Interview – Alessandro Fedrigo

Esce venerdì 28 ottobre 2022 “Onda M“, il nuovo album solista di Alessandro Fedrigo, fuori da venerdì 28 ottobre per l’etichetta Record Y. Un nuovo capitolo per il poliedrico compositore e musicista che, a partire da suoni quotidiani e nascosti su strati di normalità, ci regala nuove composizioni e improvvisazioni elettroniche qui raccolte.

Del disco, Alessandro racconta “Ad un certo punto ho iniziato a registrare i suoni che stavano attorno a me, spesso rumori casalinghi o conversazioni, momenti di vita, e li inserivo all’interno di composizioni e improvvisazioni elettroniche. É straordinario scoprire nuovi mondi sonori utilizzando software e field recordings e poi visitarli ed improvvisarci col suono del mio basso. La mia ricerca sonora in questo ambito è all’inizio ma vedo territori sconfinati con potenzialità tecnologiche e di suggestione straordinarie.

– Quali sono le tue influenze musicali? C’è qualcosa che non ci aspetteremmo mai? 

Credo che il jazz sia la mia influenza più importante, non tanto come stile musicale ma per l’approccio creativo, almeno questo è il mio modo di intendere la parola jazz. Nel mio percorso musicale ho fatto tante cose, ho incontrato tanti musicisti in situazioni anche molto diverse, dall’accompagnamento dei matrimoni, all’improvvisazione libera, alla sperimentazione, alla musica più rigorosa e composta. Sicuramente XYQuartet è la formazione con cui ho suonato di più e alla quale ho contribuito in modo decisivo. Ma ogni collaborazione ha lasciato qualche traccia creativa, da Urina Power a Robert Wyatt, da Amir ElSaffar a Ricky Gianco.

– Esiste una scena musicale a Treviso? Chi ne fa parte attualmente? 

A Treviso ci sono molti musicisti, come ovunque. Forse non c’è un luogo catalizzatore e dunque ognuno fa la sua musica con un piccolo gruppo di persone o in cameretta. Ecco forse i luoghi geografici sono stati sostituiti da luoghi virtuali nei quali le persone si incontrano, si sotengono, scambiano.
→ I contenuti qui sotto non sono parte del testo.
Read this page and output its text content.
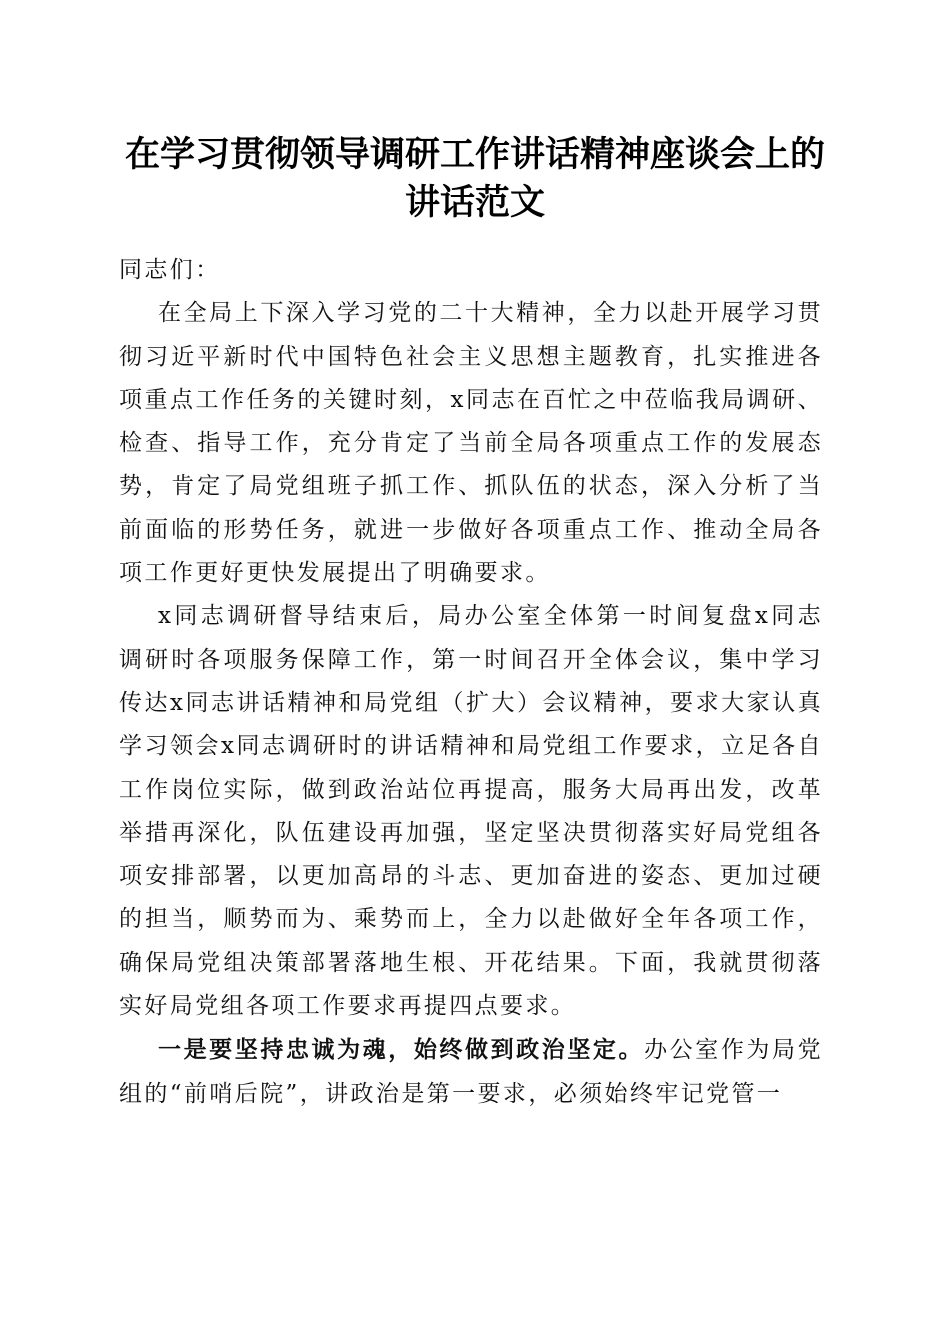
在学习贯彻领导调研工作讲话精神座谈会上的
讲话范文

同志们：

在全局上下深入学习党的二十大精神，全力以赴开展学习贯彻习近平新时代中国特色社会主义思想主题教育，扎实推进各项重点工作任务的关键时刻，x同志在百忙之中莅临我局调研、检查、指导工作，充分肯定了当前全局各项重点工作的发展态势，肯定了局党组班子抓工作、抓队伍的状态，深入分析了当前面临的形势任务，就进一步做好各项重点工作、推动全局各项工作更好更快发展提出了明确要求。

x同志调研督导结束后，局办公室全体第一时间复盘x同志调研时各项服务保障工作，第一时间召开全体会议，集中学习传达x同志讲话精神和局党组（扩大）会议精神，要求大家认真学习领会x同志调研时的讲话精神和局党组工作要求，立足各自工作岗位实际，做到政治站位再提高，服务大局再出发，改革举措再深化，队伍建设再加强，坚定坚决贯彻落实好局党组各项安排部署，以更加高昂的斗志、更加奋进的姿态、更加过硬的担当，顺势而为、乘势而上，全力以赴做好全年各项工作，确保局党组决策部署落地生根、开花结果。下面，我就贯彻落实好局党组各项工作要求再提四点要求。

一是要坚持忠诚为魂，始终做到政治坚定。办公室作为局党组的“前哨后院”，讲政治是第一要求，必须始终牢记党管一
Mi sembra una prospettiva molto interessante, anche se la musica dal vivo ha un sapore differente.

– Hai suonato in diversi paesi Europei e non. Che differenze hai notato rispetto ai palchi italiani? 

In Polonia il pubblico è molto caloroso, in Estonia c’è grande attenzione per la musica, in Finlandia c’è grande attenzione ma le reazioni sono piuttosto fredde, ogni paese ha le sue caratteristiche e poi ci sono le esperienze personali che sono soggettive. In Italia mi sembra che ci sia un po’ di distrazione, un pubblico stanco e forse poco curioso. Ma forse lo sono solo i direttori artistici. O forse l’erba del vicino è sempre più verde.

– Qual è la connessione tra jazz ed elettronica, e cosa ti porta da una parte o dall’altra? 

Come dicevo il jazz non riesco a concepirlo come uno stile, e anche la parola elettronica non rappresenta uno stile per me. Ci sono strumenti diversi, dunque è vero che tra un software e una sassofono ci sono delle differenze, ma credo che il punto sia la voglia di esplorare e di mettersi in gioco creativamente. Mi interessa l’improvvisazione, questo album è nato su albeton live che trovo uno strumento molto interessante, che sto studiando e che mi stimola moltissimo. Ecco credo che la lezione dei maestri del jazz (ma forse di tutti gli artisti interessanti) sia di percorrere la propria traiettoria guidati dalla creatività, dalla curiosità e da uno spirito sincero di ricerca. Cerco di fare questo, che poi la musica sia jazz, sperimentale, acustica, elettrica o elettronica è più un problema di etichettatura che ha un senso legato al posizionamento su uno scaffale, reale o virtuale che sia. 

– Quale domanda avrei assolutamente dovuto farti e non ti ho fatto? Quale invece la risposta? 

La domanda è: che musica stai ascoltando mentre scrivi? SLa risposta è: to ascoltando”Prophecy of the Beetle” di Natalia Beylis ed è una bellissima scoperta, l’ho trovato tra le uscite del giorno su bandcamp.